Improving the accuracy of our machine learning WAF using data augmentation and sampling

Company

Cloudflare

Date Published

Sept. 5, 2022

Author

Vikram Grover

Word count

2660

Language

English

Hacker News points

None

URL

blog.cloudflare.com/data-generation-and-sampling-strategies

Summary

Cloudflare developed a machine learning based Web Application Firewall (WAF) solution to enhance security and performance for its customers. The WAF analyzes HTTP requests to identify potential malicious content or intent, protecting against common attack vectors such as cross-site-scripting (XSS), file inclusion, and SQL injection. To overcome the challenge of obtaining high quality labeled data, Cloudflare employed data augmentation and generation techniques. These methods allowed them to create a diverse dataset covering various malicious samples for all attack categories, benign samples, and obfuscation techniques. Data augmentation involved generating artificial but realistic data by studying statistical distributions of existing real-world data. The use of pseudo-random noise samples was particularly effective in improving the model's performance.
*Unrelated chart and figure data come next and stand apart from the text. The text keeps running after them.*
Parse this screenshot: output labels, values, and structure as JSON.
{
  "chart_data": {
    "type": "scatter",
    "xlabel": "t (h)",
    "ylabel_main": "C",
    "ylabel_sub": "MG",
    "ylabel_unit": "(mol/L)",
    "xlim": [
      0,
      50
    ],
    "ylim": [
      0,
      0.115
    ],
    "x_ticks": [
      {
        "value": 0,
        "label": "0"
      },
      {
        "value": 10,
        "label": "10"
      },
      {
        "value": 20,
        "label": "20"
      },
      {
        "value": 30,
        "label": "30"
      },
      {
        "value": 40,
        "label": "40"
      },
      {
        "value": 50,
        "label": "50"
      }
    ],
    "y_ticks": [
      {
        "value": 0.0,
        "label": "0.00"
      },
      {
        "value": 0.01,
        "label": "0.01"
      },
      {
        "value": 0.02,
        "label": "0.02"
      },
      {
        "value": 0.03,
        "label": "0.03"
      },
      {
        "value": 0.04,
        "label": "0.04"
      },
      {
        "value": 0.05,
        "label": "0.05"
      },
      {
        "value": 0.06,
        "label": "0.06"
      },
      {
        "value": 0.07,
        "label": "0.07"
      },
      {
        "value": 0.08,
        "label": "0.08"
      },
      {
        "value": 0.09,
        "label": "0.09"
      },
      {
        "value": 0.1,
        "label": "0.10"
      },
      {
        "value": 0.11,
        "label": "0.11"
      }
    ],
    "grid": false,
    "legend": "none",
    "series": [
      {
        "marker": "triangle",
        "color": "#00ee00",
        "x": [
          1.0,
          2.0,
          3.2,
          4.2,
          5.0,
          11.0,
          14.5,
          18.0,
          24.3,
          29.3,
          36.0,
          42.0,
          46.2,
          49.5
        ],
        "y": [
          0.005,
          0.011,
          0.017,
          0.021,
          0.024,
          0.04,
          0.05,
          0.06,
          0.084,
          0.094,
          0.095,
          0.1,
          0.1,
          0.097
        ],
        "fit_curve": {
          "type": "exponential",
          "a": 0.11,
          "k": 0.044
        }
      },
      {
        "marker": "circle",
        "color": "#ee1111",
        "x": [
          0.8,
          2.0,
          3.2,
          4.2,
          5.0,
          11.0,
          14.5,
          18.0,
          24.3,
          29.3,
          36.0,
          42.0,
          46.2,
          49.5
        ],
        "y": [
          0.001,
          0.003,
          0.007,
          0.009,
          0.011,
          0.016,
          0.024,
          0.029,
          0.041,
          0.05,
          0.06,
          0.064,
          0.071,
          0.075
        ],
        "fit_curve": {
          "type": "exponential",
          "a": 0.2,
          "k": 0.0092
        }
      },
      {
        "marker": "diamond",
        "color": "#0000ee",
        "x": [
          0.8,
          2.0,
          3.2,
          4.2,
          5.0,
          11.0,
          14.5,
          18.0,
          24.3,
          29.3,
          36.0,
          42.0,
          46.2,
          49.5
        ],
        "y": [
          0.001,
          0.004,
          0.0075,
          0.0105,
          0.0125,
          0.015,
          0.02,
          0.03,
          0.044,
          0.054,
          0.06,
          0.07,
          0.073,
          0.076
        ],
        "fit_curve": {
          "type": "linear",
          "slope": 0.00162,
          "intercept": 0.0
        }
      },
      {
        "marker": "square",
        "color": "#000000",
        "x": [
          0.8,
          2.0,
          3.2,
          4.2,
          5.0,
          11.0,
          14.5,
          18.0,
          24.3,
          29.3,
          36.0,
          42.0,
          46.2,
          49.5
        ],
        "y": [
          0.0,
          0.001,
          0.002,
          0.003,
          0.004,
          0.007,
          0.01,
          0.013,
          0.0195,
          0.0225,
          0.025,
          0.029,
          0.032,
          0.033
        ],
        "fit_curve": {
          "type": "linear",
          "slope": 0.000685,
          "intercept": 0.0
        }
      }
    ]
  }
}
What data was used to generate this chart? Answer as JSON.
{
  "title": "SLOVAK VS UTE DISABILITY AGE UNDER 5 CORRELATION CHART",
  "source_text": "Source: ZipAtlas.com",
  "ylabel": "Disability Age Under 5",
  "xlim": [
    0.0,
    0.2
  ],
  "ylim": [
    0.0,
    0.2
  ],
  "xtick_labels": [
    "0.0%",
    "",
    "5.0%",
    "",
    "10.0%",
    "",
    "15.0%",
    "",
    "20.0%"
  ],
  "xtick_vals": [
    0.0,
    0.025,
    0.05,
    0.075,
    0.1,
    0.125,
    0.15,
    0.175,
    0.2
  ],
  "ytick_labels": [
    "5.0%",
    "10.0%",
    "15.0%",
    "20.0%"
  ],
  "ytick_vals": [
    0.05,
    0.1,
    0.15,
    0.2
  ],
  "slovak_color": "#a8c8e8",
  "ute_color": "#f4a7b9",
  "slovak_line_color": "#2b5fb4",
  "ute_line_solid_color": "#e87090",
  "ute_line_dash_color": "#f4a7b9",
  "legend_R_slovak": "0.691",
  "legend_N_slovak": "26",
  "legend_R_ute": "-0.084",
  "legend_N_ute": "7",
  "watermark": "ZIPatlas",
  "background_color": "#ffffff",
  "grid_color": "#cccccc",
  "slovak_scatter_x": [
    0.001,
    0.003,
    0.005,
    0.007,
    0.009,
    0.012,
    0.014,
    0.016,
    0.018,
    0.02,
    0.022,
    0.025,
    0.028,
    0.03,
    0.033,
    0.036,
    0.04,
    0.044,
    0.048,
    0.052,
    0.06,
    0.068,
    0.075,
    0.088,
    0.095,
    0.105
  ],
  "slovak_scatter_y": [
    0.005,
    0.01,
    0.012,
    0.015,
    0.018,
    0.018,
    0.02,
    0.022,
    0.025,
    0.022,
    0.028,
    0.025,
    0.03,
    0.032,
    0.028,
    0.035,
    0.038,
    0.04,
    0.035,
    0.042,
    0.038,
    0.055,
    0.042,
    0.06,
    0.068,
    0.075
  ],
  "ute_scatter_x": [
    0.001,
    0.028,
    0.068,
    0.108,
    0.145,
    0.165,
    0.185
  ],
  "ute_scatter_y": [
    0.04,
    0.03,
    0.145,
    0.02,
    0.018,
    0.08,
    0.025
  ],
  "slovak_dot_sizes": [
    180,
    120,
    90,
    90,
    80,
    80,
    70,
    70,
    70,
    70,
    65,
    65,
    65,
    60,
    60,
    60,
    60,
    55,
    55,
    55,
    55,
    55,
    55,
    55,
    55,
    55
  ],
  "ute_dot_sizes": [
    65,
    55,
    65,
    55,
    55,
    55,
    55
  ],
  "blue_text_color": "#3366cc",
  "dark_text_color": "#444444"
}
By creating a series of token sampling distributions that made it increasingly difficult for the model to distinguish them from a real payload, they were able to significantly reduce false positives and improve overall robustness. After implementing data augmentation techniques, the machine learning WAF demonstrated comparable performance to Cloudflare's signature-based WAF, with particular strengths in handling highly obfuscated or irregularly fuzzed content. The results showed a significant improvement in model performance, as indicated by an F1 score of 0.99 after augmentation compared to 0.61 before. In conclusion, data augmentation and generation techniques played a crucial role in improving the machine learning WAF's performance and inducing the right set of properties. Cloudflare plans to further investigate autoregressive language models for generating synthetic pseudo-valid payloads in the future.